Die Ursache ist meist eine vorübergehende Verringerung des koronaren Blutflusses, in der Regel infolge atherosklerotischer Plaques, Störungen der Mikrozirkulation oder endothelialer Dysfunktion.
Das Ausbleiben der Schmerzempfindung kann durch eine erhöhte Schmerzwahrnehmungsschwelle oder eine reduzierte neurovegetative Reaktion des Myokards bedingt sein.
Epidemiologie und Risikofaktoren
Stille Ischämie ist besonders häufig bei Patienten mit Diabetes mellitus, bei denen die autonome Neuropathie die Wahrnehmung von Brustschmerzen beeinträchtigen kann. Sie ist auch bei älteren Menschen und bei Patienten mit vorbestehender ischämischer Herzerkrankung häufig.
Zu den wichtigsten Risikofaktoren gehören:
Diabetes mellitus: Autonome Neuropathie verändert die Wahrnehmung ischämischer Schmerzen.
Arterielle Hypertonie: Fördert endotheliale Dysfunktion und arterielle Steifigkeit.
Dyslipidämie: LDL-Ablagerungen in den Gefäßwänden fördern die Atherosklerose.
Rauchen: Führt zu einem proinflammatorischen und prothrombotischen Zustand.
Adipositas und Bewegungsmangel: Verschlechtern das metabolische Profil und erhöhen das kardiovaskuläre Risiko.
Vorangegangener Myokardinfarkt: Residuale Ischämie kann sich stumm manifestieren.
Diagnose und apparative Untersuchungen
Stille Myokardischämie wird häufig zufällig bei diagnostischen Untersuchungen aus anderen Gründen festgestellt. Das Ruhe-EKG kann unauffällig oder unspezifische Störungen der ventrikulären Repolarisation zeigen.
Zu den am häufigsten eingesetzten apparativen Untersuchungen gehören:
24-Stunden-Holter-EKG: Ermöglicht die Erkennung von stummen Ischämie-Episoden mit vorübergehender ST-Senkung.
Belastungstest: Kann ischämische Veränderungen ohne anginöse Beschwerden aufdecken.

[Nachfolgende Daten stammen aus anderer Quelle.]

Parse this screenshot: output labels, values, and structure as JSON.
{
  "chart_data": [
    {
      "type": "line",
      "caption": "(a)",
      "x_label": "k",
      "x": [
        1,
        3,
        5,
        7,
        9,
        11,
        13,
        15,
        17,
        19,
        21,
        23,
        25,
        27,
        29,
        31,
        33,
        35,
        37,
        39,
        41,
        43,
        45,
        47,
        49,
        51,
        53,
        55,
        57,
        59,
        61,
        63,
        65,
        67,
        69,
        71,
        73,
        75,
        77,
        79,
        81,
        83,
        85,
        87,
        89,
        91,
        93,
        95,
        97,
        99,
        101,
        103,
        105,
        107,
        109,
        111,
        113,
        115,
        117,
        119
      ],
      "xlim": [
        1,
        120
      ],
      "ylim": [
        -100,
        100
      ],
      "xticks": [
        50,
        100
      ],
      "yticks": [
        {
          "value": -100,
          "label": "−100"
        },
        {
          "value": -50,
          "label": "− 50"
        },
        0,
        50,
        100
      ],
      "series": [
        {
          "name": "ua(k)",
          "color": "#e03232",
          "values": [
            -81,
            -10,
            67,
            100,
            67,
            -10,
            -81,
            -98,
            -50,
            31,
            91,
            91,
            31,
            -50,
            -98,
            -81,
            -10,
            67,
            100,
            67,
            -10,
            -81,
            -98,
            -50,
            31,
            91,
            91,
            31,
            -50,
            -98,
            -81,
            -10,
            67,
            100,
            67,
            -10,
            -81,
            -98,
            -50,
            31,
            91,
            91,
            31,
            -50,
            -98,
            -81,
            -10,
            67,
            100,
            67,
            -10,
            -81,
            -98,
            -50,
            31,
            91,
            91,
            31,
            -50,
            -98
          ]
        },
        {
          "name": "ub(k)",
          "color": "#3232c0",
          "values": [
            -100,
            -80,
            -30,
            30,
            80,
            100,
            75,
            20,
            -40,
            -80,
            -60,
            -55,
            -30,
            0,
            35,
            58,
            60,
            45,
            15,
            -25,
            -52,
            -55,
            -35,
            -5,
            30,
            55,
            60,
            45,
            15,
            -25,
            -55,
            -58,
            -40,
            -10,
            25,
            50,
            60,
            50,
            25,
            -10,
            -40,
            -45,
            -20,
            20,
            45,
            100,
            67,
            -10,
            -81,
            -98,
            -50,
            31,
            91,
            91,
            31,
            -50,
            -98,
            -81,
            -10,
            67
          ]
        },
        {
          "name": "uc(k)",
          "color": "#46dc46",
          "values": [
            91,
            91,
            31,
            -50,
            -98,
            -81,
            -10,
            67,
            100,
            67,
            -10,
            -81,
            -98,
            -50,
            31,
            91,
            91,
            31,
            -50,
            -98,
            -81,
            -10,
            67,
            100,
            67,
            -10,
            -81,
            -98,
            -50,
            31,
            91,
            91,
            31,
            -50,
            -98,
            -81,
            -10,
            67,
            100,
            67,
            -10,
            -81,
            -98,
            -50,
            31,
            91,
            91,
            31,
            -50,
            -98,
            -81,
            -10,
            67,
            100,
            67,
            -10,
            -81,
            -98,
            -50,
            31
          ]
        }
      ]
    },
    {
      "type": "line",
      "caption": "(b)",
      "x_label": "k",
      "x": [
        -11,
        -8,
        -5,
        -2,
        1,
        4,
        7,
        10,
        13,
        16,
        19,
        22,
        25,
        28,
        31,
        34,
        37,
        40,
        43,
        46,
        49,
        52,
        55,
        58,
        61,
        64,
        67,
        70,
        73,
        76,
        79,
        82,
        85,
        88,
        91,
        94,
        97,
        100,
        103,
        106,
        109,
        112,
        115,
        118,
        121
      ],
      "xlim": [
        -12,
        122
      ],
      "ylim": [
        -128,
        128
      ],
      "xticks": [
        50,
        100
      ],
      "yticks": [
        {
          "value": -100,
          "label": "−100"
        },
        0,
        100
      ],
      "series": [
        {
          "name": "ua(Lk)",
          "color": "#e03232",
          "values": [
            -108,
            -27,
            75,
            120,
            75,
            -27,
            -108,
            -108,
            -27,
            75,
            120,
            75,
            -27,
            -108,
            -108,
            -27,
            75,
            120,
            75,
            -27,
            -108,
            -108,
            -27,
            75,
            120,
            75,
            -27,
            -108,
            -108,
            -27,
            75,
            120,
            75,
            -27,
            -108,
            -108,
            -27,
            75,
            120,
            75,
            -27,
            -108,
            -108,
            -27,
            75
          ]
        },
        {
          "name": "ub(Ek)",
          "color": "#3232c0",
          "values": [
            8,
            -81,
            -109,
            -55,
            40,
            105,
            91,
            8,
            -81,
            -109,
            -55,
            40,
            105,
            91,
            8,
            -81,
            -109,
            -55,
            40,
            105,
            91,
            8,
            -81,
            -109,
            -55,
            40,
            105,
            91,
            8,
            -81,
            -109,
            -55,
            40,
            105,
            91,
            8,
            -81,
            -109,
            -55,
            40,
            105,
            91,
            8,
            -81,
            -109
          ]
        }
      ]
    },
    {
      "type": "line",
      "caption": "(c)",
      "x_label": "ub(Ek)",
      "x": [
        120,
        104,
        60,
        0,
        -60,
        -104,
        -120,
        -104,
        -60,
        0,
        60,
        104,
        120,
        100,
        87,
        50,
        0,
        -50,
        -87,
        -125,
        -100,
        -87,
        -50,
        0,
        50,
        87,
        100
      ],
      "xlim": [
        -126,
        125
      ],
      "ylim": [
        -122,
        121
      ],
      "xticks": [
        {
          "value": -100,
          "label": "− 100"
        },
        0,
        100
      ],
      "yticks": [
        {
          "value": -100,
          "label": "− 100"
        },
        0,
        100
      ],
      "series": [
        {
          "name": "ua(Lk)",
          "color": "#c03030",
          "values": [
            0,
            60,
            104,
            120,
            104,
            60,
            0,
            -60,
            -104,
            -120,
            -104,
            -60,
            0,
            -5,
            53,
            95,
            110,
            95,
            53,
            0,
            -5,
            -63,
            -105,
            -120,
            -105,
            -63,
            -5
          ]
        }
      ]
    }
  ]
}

Stress-Echokardiographie: Zeigt segmentale Wandbewegungsstörungen unter Belastung.
Myokard-Perfusionsszintigraphie: Unterscheidet zwischen reversiblen Perfusionsdefiziten (Ischämie) und fixen Defekten (alter Infarkt).
Kardio-MRT mit Stress: Erfasst induzierbare Ischämien unter vasodilatierender Medikation oder Dobutamin.
Koronarangiographie: Unverzichtbar bei hohem Verdacht auf signifikante koronare Herzerkrankung.
Therapie der stillen Myokardischämie
Das therapeutische Ziel ist es, das Risiko kardiovaskulärer Ereignisse zu senken und die myokardiale Perfusion zu verbessern.
Lebensstiländerungen:
Die Einführung gesunder Lebensgewohnheiten ist essenziell. Raucherentwöhnung, ausgewogene Ernährung und regelmäßige körperliche Aktivität reduzieren das Fortschreiten der atherosklerotischen Erkrankung.
Medikamentöse Therapie:
Betablocker und Calciumantagonisten: Senken den Sauerstoffbedarf des Myokards.
Statine: Kontrollieren die Atherosklerose und stabilisieren die Plaque.
ACE-Hemmer oder Sartane: Nützlich bei Hypertonie oder linksventrikulärer Dysfunktion.
Myokardiale Revaskularisation:
Bei Patienten mit dokumentierter ausgedehnter Ischämie kann eine perkutane Koronarintervention (PCI) oder ein Koronarbypass (CABG) je nach Schweregrad der Koronarkrankheit angezeigt sein.
Prognose und Komplikationen
Die stille Myokardischämie ist mit einem erhöhten Risiko für Myokardinfarkt, ventrikuläre Arrhythmien und ischämische Herzinsuffizienz verbunden, weshalb eine frühzeitige Diagnose und adäquate Therapie entscheidend sind.